'Family Guy': Playing Tootsie
Feels like old times. New “Family Guy” at 9 p.m., sandwiched between a second episode of “The Simpsons” and whatever show Fox hopes will be the next “Malcolm in the Middle” and not anything that wasn’t “Malcolm in the Middle.” And reminiscent of the times back before Sunday night was crowded with the spawn of Seth MacFarlane (not to be confused with the Spawn of Todd McFarlane). “The Cleveland Show” and “American Dad” took the week off, leaving “Family Guy” to do what it does best. And I’m not talking about leading into “Sons of Tucson.”
Sunday night, “Family Guy” took an uncharacteristically feminine twist in a very characteristic way. When Stewie finds out his the American remake of his favorite TV show is only casting female roles, he Tootsies his way into the cast. Meanwhile, Lois goes all Mrs. Robinson on Meg’s new boyfriend. If only Chris was tortured for the location of Nazi diamonds, it would have been the Dustin Hoffman hat trick. I wonder if it hurts or helps “Family Guy” that the films they pay homage to were released before most of their viewers were born.
Stewie follows the plot of “Tootsie” right through Jolly Time Revue, stopping off for magazine montages with his own theme song and long, detailed arguments between himself and his female persona. He takes it all the way to the dramatic confession on live television, only to lose the costar he has fallen in love with. Man, if you haven’t seen “Tootsie,” you really should. It’s good. Bill Murray’s in it.
Back at the house, Lois is feeling a little unappreciated, with Peter pointing out all her signs of aging and comparing her body in a vividly disturbing way to pressed ham and a slice of pizza. The Griffin matriarch finds herself going cougar all over Meg’s new boyfriend. Once again “Family Guy” treads into territory a live- action sitcom would never dare approach. Lois goes so far as to make out with the underage boy. Is “Modern Family” doing that? (Seriously, is it? I haven’t caught that show yet.)
“Family Guy” does take it to the extreme. Whether it is Lois’ inauthentic call of “rape” when caught with her daughter’s boyfriend or Meg’s willingness to pull out her own tooth for her man, the show has a way of taking everything so far that the plot doesn’t even seem that racy anymore.
In the end, Peter confesses his mean-spirited comments were only intended to keep Lois from wanting to go out and snag a younger man, and all is forgiven. Stewie’s back to dressing like a boy and confusing us all with his sexuality. Just like the good old days.
Oh, and in case you don’t have TiVo, the other headlines in the magazine montage were “Larry King seeks precious blood,” George Clooney nails hot nobody,” and “Also: Larry King repealed by ancient amulet.”

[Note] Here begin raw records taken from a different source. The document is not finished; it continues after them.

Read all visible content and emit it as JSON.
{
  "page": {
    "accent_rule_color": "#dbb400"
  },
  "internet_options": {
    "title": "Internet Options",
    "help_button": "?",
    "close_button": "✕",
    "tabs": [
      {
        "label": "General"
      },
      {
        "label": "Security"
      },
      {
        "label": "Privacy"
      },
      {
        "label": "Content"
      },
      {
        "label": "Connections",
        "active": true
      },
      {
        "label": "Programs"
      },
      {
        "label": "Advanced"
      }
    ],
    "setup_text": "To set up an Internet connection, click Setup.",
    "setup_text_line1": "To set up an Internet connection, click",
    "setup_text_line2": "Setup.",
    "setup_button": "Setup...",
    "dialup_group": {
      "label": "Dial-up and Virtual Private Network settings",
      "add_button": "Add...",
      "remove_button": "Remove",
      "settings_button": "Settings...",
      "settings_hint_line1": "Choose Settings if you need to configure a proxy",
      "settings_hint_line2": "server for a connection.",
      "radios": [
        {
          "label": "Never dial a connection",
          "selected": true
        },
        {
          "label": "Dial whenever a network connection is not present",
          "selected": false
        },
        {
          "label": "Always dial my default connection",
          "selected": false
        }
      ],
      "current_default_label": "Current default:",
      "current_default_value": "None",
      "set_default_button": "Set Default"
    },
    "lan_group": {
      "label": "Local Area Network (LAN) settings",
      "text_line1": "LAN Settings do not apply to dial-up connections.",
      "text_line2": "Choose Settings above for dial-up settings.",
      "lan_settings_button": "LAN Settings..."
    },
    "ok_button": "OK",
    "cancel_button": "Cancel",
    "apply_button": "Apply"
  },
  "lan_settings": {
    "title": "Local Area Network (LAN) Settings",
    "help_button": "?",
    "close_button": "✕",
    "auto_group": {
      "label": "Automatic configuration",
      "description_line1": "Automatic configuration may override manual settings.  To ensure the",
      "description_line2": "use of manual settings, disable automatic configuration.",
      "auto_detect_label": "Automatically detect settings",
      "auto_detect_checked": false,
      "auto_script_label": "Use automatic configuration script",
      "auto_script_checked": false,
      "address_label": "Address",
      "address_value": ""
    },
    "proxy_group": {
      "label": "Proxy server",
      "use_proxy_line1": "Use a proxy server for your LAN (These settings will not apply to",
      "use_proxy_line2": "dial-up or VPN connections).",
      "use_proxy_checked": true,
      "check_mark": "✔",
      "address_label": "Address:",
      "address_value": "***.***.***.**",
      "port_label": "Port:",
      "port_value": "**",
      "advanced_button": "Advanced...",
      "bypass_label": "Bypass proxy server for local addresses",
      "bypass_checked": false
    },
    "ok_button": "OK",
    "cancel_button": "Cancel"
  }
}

Through lines – Even though “The Cleveland Show” and “American Dad” weren’t on, that doesn’t mean there weren’t any connections. The obvious being Cleveland showing up alongside the Quahog residents to verify the existence of Meg’s normal boyfriend. The episode also had a lot of similarities to when Roger dressed up as a woman to land a soap opera role in the “American Dad” episode “Vacation Goo,” which, because it was once given away free on iTunes, has the honor of being the episode of “American Dad” I’ve seen the most.
Obscurest reference – When Meg’s boyfriend says Lois is pretty enough to be a movie star, she deflects him to movie stars are people like Nancy Travis and Penelope Anne Miller. I’m giving that obscurest reference because, well, can you name three movies Nancy Travis was in? How about Penelope Anne Miller? Don’t use IMDB. That’s cheating.
Most possibly offensive joke – Jesus versus the Meek has a shot just because of its blasphemy possibilities, along with Stewie “touching it”, but I’m calling the most possibly offensive joke to be Pan Am Nursery Rhyme. Daddy really isn’t coming home.